Geoffrey Cain, an expert on China’s suppression of Uyghur Muslims, has been publicly trying to sabotage his refugee friends’ asylum applications. Cain was apparently so shocked by some Uyghurs believing in Palestine “from the river to the sea” that he reported the “terrorist” sympathizers to the FBI “for special review and deportation proceedings” and denounced them on social media. Ellsberg and Paul realized that America was not helping the natives; Cain tried to punish the natives for resenting America.

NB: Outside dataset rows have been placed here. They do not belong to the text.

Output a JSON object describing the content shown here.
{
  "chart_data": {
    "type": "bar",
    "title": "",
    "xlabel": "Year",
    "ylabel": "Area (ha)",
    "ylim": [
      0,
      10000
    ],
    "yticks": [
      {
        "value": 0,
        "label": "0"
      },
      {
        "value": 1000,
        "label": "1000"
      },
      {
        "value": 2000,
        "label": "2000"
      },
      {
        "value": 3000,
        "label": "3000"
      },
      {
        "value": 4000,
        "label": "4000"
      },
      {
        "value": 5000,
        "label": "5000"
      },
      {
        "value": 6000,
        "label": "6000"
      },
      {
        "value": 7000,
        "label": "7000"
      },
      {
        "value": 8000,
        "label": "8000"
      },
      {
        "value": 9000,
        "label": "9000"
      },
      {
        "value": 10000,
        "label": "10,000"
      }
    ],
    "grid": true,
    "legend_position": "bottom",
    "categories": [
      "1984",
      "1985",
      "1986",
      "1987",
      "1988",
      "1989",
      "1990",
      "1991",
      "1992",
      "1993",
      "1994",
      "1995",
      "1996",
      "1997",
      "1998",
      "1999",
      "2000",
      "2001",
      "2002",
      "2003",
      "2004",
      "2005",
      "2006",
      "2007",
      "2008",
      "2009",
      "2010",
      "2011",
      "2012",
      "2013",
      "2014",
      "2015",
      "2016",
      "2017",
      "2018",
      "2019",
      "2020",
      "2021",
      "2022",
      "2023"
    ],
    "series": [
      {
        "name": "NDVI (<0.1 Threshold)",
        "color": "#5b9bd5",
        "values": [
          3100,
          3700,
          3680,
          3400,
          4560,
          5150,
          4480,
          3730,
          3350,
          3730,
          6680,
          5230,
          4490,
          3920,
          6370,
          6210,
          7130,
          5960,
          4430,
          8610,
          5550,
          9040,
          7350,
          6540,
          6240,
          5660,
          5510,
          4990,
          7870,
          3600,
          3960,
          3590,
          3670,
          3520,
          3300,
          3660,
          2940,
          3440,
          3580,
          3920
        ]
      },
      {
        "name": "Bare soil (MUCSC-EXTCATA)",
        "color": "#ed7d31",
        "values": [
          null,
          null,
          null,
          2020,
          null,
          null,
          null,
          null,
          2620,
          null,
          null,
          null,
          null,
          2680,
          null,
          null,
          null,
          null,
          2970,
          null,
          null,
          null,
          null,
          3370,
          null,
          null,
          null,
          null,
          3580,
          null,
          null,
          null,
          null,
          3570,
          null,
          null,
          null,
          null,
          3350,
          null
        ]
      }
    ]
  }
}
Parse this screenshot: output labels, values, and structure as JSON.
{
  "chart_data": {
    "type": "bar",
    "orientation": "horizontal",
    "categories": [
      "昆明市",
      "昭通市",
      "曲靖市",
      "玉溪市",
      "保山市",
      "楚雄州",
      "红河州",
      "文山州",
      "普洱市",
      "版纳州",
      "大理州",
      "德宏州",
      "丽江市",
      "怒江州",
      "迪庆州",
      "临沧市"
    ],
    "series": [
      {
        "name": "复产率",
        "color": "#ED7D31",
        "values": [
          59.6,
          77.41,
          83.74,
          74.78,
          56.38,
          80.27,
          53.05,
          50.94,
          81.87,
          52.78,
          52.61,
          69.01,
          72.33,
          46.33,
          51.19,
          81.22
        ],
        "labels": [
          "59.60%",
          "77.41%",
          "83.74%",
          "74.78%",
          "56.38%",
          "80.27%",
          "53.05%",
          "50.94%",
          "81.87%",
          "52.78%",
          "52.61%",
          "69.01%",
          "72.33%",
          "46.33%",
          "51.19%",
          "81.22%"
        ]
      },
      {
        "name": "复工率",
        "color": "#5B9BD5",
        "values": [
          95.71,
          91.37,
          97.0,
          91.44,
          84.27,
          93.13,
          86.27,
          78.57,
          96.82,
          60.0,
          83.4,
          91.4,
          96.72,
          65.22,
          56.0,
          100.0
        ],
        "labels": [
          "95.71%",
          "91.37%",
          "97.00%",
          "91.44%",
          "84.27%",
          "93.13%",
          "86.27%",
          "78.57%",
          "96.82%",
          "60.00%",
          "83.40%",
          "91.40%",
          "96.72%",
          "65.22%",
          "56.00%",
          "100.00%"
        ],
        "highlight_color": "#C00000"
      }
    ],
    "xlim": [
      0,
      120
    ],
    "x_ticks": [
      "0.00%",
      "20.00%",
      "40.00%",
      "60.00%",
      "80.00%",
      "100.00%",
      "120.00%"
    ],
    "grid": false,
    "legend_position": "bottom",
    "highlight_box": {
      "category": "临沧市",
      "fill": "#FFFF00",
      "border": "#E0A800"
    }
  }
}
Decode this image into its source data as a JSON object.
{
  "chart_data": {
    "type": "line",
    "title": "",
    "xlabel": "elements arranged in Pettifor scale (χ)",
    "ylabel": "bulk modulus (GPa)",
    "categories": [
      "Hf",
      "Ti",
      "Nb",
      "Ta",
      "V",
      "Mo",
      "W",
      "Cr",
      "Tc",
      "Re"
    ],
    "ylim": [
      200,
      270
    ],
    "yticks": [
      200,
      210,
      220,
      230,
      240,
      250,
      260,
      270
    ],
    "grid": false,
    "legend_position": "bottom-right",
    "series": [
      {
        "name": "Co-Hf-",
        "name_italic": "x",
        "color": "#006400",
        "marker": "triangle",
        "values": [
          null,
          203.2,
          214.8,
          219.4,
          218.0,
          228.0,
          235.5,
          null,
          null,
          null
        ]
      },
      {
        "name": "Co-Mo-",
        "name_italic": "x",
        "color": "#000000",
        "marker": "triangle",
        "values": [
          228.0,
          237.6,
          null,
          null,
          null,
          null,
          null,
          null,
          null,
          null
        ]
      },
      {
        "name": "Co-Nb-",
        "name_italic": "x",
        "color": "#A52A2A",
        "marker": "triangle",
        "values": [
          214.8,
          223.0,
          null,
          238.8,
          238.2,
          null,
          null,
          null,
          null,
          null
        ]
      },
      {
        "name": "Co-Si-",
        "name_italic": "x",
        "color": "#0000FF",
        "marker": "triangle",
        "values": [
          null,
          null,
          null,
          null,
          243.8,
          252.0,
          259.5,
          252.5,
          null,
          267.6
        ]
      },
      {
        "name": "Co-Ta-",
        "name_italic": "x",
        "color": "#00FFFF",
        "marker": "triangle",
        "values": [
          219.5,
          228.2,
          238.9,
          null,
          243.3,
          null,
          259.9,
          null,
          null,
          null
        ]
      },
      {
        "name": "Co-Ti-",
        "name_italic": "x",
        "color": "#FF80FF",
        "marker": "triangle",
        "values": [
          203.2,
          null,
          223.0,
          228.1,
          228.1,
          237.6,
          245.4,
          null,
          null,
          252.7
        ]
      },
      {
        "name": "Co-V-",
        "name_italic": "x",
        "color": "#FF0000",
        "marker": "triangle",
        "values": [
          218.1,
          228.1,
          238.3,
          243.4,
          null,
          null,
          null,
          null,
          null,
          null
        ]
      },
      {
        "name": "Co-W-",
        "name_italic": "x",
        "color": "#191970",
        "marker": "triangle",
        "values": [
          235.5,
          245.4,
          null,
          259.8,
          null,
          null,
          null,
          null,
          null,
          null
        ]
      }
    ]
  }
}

“I find that my generation (USA millennials, especially those in the professional class) is far too optimistic about ‘mask off’ moments,” the journalist Vincent Bevins had quipped several years ago. “Traditionally what happens when a murderer's mask falls off is that he continues to kill you.”
HuffPost, the newspaper that had broken the news of Paul’s resignation from the State Department, reports that many other U.S. officials — especially Muslim-Americans — are increasingly uneasy themselves. There is a “mutiny brewing” among State Department officials, and hundreds of congressional staffers have also signed a secret petition to call for a ceasefire. These voices may yet prove Bevins wrong.